Re: stable/13, vm page counts do not add up

From: Mark Johnston <markj_at_freebsd.org> Date: Tue, 13 Apr 2021 17:18:42 -0400 · This archive was generated by hypermail 2.4.0 : Wed May 19 2021 - 11:41:28 UTC

On Tue, Apr 13, 2021 at 05:01:49PM +0300, Andriy Gapon wrote:
> On 07/04/2021 23:56, Mark Johnston wrote:
> > I don't know what might be causing it then.  It could be a page leak.
> > The kernel allocates wired pages without adjusting the v_wire_count
> > counter in some cases, but the ones I know about happen at boot and
> > should not account for such a large disparity.  I do not see it on a few
> > systems that I have access to.
> 
> Mark or anyone,
> 
> do you have a suggestion on how to approach hunting for the potential page leak?
> It's been a long while since I worked with that code and it changed a lot.
> 
> Here is some additional info.
> I had approximately 2 million unaccounted pages.
> I rebooted the system and that number became 20 thousand which is more
> reasonable and could be explained by those boot-time allocations that you mentioned.
> After 30 hours of uptime the number became 60 thousand.
> 
> I monitored the number and so far I could not correlate it with any activity.
> 
> P.S.
> I have not been running any virtual machines.
> I do use nvidia graphics driver.

My guess is that something is allocating pages without VM_ALLOC_WIRE and
either they're managed and something is failing to place them in page
queues, or they're unmanaged and should likely be counted as wired.

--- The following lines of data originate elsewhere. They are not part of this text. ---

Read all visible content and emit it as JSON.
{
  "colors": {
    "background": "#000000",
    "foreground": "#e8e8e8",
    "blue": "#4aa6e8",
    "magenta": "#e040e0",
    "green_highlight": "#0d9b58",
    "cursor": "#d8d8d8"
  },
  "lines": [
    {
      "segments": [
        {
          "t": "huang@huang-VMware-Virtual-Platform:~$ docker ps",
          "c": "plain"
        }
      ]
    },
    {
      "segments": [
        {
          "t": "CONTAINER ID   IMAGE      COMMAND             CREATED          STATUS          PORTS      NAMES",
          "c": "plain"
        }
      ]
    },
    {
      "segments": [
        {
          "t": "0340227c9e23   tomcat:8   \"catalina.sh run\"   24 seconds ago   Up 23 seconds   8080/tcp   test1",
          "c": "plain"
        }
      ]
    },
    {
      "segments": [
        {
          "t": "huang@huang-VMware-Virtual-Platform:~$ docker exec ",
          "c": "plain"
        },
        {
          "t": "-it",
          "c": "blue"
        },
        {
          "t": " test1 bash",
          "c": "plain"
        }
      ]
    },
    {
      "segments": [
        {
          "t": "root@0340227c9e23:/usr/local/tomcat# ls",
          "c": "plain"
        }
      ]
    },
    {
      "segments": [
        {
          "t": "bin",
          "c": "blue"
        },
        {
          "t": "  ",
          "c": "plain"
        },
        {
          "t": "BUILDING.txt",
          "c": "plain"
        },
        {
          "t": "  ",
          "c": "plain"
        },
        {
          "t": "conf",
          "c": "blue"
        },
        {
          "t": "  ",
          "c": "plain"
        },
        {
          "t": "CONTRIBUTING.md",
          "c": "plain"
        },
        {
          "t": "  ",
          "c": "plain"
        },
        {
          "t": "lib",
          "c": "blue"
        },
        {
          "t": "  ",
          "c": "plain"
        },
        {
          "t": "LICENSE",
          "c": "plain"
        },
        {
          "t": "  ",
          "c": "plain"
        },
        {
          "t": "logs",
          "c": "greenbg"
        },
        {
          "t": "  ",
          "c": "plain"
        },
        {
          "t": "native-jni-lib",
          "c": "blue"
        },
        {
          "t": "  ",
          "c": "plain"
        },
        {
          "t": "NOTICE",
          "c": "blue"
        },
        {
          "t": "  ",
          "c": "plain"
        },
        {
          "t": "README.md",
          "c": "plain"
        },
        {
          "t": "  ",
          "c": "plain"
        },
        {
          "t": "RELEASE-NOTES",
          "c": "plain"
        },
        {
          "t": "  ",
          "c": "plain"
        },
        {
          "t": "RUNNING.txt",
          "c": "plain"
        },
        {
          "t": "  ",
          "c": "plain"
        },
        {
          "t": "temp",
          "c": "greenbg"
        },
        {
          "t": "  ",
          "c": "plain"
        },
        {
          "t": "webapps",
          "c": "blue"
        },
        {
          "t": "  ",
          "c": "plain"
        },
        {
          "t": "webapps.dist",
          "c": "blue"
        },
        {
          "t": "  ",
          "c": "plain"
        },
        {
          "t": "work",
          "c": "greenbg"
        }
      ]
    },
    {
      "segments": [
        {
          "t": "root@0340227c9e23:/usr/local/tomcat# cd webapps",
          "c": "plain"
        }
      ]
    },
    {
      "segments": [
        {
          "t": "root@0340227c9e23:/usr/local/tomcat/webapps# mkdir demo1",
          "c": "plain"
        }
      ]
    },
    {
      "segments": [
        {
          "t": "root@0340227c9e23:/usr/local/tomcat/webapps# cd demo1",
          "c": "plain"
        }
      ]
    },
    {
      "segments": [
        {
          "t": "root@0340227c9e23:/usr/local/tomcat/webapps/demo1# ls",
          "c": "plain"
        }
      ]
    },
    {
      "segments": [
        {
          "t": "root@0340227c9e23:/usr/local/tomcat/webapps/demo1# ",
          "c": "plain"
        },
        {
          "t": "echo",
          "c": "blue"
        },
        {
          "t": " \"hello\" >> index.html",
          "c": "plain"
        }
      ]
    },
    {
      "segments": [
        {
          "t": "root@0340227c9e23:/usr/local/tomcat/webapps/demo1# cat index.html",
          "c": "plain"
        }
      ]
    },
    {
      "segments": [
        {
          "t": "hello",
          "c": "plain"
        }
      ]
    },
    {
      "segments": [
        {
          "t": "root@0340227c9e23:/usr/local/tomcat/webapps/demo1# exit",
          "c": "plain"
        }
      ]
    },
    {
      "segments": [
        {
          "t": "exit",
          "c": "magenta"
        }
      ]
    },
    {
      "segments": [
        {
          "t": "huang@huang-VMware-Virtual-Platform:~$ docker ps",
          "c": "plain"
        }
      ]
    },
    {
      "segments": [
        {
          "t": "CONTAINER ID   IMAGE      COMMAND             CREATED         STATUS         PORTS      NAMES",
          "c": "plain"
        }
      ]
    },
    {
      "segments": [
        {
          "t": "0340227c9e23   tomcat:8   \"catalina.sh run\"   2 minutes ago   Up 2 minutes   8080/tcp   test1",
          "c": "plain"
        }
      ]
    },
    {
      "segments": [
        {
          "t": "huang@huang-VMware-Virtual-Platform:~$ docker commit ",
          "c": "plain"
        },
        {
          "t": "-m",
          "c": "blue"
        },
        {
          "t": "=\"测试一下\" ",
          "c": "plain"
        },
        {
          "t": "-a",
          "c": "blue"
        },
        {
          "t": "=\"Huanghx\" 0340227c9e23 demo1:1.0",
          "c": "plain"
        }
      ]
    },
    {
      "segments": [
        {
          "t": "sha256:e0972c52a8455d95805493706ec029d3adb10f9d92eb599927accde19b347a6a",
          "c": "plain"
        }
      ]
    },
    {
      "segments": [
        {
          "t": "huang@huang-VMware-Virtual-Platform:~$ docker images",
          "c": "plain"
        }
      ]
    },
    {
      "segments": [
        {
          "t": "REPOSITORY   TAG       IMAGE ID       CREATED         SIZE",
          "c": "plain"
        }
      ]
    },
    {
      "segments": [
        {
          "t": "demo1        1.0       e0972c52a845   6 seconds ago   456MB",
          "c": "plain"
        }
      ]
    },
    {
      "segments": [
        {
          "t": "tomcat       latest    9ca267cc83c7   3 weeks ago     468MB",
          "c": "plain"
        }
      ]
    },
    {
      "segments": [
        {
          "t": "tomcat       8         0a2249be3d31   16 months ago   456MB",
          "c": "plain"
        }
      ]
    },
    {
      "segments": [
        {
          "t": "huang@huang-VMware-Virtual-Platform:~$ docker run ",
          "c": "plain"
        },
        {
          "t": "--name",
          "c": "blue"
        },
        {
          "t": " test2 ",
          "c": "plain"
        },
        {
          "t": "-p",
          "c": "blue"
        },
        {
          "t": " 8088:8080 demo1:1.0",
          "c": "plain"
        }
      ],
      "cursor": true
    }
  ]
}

It is also possible that something is allocating wired, unmanaged
pages and unwiring them without freeing them.  For managed pages,
vm_page_unwire() ensures they get placed in a queue.
vm_page_unwire_noq() does not, but it is typically only used with
unmanaged pages. 

The nvidia drivers do not appear to call any vm_page_* functions, at
least based on the kld symbol tables.

So you might try using DTrace to collect stacks for these functions,
leaving it running for a while and comparing stack counts with the
number of pages leaked while the script is running.  Something like:

fbt::vm_page_alloc_domain_after:entry
/(args[3] & 0x20) == 0/
{
	_at_alloc[stack()] = count();
}

fbt::vm_page_alloc_contig_domain:entry
/(args[3] & 0x20) == 0/
{
	_at_alloc[stack()] = count();
}

fbt::vm_page_unwire_noq:entry
{
	_at_unwire[stack()] = count();
}

fbt::vm_page_unwire:entry
/args[0]->oflags & 0x4/
{
	_at_unwire[stack()] = count();
}

It might be that the count of leaked pages does not relate directly to
the counts collected by the script, e.g., because there is some race
that results in a leak.  But we can try to rule out some easier cases
first.

I tried to look for possible causes of the KTLS page leak mentioned
elsewhere in this thread but can't see any obvious problems.  Does your
affected system use sendfile() at all?  I also wonder if you see much
mbuf usage on the system.